Гости приходили со своей водкой, благо стоила она сущие пустяки, а хозяйка выставляла символическую закуску. Пьянели быстро, но не глубоко. Разговор начинался с очередного вранья, обязательного, как прием лекарства, а после рассыпался, раскатывался по всей квартире. Говорили о литературе, в основном о русской, вспоминали стихи, свои и чужие, пели песни, о синем московском снеге, сырой палатке, таежных закатах. Иногда Вика низким грудным голосом декламировала стихотворение, всегда одно и то же. Гости замолкали, напряженно прислушиваясь, то ли к ее голосу, то ли к тому, что происходило внутри у каждого.
– Но мы сохраним тебя, русская речь, – почти выпевала Вика, – великое русское слово!
Судя по частоте употребления, этим великим словом являлось нецензурное обозначение мужского члена. С него начинали и им же заканчивали, оно было запятой, многоточием и восклицательным знаком. Половина всех шуток и каламбуров вертелось вокруг него, коротенького, как выдох астматика.
Расходились поздно, обкурив квартиру до посинения. Попугай дурел от никотина, прятал голову под крыло и сердито кричал:
– Nevermore! Nevermore!
Такая жизнь представлялось Сёме необычной и увлекательной. Услышав по русскому радио знакомый голос, он вспоминал вчерашние проделки его обладателя и улыбался улыбкой понимания и причастности.

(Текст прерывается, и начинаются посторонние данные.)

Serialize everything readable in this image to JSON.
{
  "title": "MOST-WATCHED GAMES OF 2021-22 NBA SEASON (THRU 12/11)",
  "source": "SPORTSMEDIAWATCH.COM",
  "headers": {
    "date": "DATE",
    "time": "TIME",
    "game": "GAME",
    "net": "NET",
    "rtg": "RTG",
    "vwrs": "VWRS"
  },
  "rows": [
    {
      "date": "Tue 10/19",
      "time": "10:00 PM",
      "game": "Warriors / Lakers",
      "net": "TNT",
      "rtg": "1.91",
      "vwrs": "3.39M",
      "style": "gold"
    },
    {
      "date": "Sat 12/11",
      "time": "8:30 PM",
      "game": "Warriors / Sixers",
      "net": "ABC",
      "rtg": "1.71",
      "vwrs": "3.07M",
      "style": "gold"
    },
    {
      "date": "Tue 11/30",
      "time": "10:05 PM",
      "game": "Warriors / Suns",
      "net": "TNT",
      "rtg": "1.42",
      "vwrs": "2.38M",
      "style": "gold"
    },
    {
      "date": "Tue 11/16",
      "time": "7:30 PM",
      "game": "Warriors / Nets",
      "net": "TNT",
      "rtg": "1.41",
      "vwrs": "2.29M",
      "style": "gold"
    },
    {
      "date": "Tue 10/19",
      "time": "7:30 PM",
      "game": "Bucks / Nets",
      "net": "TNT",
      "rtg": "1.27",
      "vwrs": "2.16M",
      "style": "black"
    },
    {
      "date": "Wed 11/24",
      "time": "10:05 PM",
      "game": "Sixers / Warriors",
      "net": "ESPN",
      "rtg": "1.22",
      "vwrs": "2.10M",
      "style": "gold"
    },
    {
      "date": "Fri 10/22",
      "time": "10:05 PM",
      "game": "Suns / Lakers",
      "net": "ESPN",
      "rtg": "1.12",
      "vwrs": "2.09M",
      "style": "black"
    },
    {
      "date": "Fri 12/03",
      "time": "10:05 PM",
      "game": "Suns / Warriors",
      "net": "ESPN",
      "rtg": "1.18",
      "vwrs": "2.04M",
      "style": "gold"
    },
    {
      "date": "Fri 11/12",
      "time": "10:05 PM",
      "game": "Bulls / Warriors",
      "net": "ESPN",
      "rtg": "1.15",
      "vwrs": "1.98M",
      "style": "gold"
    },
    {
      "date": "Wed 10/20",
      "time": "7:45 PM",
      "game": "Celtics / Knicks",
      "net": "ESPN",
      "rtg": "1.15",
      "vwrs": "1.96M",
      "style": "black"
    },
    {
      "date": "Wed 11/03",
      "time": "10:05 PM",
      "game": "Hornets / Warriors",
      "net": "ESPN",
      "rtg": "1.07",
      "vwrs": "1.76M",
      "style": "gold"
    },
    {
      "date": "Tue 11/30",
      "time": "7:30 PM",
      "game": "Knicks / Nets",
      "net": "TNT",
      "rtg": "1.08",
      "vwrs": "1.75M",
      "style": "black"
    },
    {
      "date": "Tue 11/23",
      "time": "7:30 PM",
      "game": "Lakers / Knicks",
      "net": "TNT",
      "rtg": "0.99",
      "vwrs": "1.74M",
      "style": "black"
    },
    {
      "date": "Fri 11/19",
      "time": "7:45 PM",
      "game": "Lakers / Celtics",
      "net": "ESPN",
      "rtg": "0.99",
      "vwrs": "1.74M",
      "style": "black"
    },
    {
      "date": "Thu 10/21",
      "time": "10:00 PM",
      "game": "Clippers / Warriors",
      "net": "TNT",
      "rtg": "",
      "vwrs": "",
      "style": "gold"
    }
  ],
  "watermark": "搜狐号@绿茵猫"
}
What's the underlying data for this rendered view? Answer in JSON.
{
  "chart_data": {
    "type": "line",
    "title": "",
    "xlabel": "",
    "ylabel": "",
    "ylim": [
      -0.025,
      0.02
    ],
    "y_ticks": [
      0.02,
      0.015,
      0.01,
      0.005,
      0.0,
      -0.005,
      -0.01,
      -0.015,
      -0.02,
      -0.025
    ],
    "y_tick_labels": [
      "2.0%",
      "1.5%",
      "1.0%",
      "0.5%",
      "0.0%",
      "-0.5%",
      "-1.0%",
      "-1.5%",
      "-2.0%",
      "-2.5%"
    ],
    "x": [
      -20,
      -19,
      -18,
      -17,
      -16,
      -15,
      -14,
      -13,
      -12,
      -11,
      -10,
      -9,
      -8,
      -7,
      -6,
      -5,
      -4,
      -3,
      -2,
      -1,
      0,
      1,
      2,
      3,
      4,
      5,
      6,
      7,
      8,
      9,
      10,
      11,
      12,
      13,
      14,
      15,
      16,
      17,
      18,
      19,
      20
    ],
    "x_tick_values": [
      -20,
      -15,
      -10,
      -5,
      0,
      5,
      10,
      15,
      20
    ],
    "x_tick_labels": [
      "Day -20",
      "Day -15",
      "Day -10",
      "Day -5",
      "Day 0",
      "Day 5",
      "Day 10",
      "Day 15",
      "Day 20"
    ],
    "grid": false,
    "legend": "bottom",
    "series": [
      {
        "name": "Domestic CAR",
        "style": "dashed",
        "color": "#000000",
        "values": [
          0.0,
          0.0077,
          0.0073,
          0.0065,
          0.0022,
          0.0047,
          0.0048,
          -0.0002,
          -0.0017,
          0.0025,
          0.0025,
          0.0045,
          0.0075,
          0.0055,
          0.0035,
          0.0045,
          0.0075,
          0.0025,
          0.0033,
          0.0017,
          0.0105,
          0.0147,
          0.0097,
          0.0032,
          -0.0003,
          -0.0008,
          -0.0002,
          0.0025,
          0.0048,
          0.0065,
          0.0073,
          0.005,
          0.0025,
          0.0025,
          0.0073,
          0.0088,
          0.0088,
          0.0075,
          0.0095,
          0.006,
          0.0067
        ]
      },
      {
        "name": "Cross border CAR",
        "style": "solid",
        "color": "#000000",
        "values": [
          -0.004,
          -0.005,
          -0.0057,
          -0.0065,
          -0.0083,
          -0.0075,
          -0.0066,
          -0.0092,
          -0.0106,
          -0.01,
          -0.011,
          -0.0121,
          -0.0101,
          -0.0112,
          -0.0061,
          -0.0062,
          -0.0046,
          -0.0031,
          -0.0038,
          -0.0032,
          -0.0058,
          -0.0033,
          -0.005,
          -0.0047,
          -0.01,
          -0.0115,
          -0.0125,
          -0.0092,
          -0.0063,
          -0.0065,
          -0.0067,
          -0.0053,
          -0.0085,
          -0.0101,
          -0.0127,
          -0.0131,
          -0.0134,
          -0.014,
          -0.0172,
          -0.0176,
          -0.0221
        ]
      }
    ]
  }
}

Изредка появлялся Лазарь. Он приволакивал с собой огромную сумку ресторанных лакомств, Вика раскладывала деликатесы по пластмассовым одноразовым тарелочкам, и начинался пир. Громовой голос Лазаря с легкостью перекрывал говорок журналистов; он шутил и сам смеялся над своими шутками, предлагал петь и тут же запевал, нимало не смущаясь полным отсутствием слуха.